An official sod-cutting ceremony has been carried out in Drymen, Stirlingshire to mark the start of one of Scotland’s first social housing developments to be built to Passivhaus standards as Cruden Building (West) builds 15 affordable and innovative new homes on behalf of Hanover (Scotland).

Work starts on Drymen Passivhaus social housing development

(from left) Angela Currie (Hanover), Alex Rowley MSP, Gordon Lee (Cruden) and Julia Fitzpatrick (Hanover)

The eco-friendly new development in Conic Way and Montrose Way will use up to 90% less energy for heating and cooling and up to 70% less energy than conventional buildings through measures including solar photovoltaics on the roof and triple glazed windows.

These highly sustainable homes will replace the original Drymen housing which was the first development that Hanover (Scotland) owned when it became independent in 1979. The existing tenants will move into new terraced bungalows and two-story semi-detached homes.  

The ventilation systems installed in Passivhaus homes means that residents will benefit from a constant supply of fresh air whilst maintaining a comfortable indoor air temperature. The high-performance insulation and windows also make such buildings extremely quiet, and homes will be surrounded by a wildflower meadow to further improve biodiversity. 

The event was attended by Alex Rowley MSP, who is launching a consultation on legislation that would see all new-build housing meet the internationally recognised Passivhaus standard.

Commenting on work starting at the new development, he said: “Fuel poverty is a blight that has long plagued Scotland, heating costs continue to rise, and we are now in the midst of a climate crisis that demands action to be taken to mitigate the worst effects of catastrophic climate change.
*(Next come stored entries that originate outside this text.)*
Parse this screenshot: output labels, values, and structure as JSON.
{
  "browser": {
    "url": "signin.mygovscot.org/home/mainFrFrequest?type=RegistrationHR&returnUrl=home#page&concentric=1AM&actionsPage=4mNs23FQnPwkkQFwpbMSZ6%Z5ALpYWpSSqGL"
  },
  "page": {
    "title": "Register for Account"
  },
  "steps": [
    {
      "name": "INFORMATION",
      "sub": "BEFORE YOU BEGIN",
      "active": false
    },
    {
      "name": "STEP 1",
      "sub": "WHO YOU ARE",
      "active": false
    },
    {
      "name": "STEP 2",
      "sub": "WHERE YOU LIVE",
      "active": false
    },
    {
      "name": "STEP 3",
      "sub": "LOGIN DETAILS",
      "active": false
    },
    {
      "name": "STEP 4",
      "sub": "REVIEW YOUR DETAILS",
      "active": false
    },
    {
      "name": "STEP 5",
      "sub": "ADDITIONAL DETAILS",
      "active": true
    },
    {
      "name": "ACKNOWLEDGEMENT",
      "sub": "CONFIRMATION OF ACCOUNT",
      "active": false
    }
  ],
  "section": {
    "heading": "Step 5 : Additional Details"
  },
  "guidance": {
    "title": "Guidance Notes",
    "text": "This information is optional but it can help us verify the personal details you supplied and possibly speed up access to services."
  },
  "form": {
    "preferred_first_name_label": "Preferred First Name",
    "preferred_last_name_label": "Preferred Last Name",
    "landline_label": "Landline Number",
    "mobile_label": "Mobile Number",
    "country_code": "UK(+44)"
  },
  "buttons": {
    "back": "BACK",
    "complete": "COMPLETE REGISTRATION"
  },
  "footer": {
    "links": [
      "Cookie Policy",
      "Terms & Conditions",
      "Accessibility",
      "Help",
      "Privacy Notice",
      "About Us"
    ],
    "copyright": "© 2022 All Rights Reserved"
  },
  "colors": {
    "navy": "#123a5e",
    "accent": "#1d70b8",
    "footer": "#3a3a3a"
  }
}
This all shows why we need to change the way we build our housing.

“The cheapest, and most sustainable, energy is the energy you do not use in the first place. That is why building to the Passivhaus standard is so important.

“I am delighted to see work starts on Hanover’s first Passivhaus social housing development and hope that in future we see many more such projects until all new build housing is built to this standard.”

Angela Currie, chief executive of Hanover Scotland, said: “Over the 40 years since it was created, Hanover has been at the forefront of providing innovative care and housing to meet varying needs and supporting residents to experience full and active lives. From the very beginning, we have sought to develop progressive models of housing for older people and to encourage innovative housing design.

“By implementing Passivhaus standards at our development in Drymen, we will be building very energy efficient homes with hugely reduced carbon emissions. 

“For our residents, this will mean significantly reduced energy bills and homes that are comfortable, healthy and affordable.  Passivhaus standard construction will allow residents to keep their homes warm without worrying about the cost and with the added benefit of knowing that the approach is beneficial to the environment.”

Gordon Lee, director of Cruden Building (West), said: “Protecting the environment and building sustainably has never been so important and Cruden is delighted to begin work on this important development for Hanover within Loch Lomond & Trossachs National Park.  As well as building these highly energy-efficient, green homes which make a huge difference to local residents, we will also be bringing a range of community benefits, including employment and training opportunities to this area.”

This development was featured in the Scottish Housing News COP26SHN showcase of the social housing sector’s efforts to combat climate change.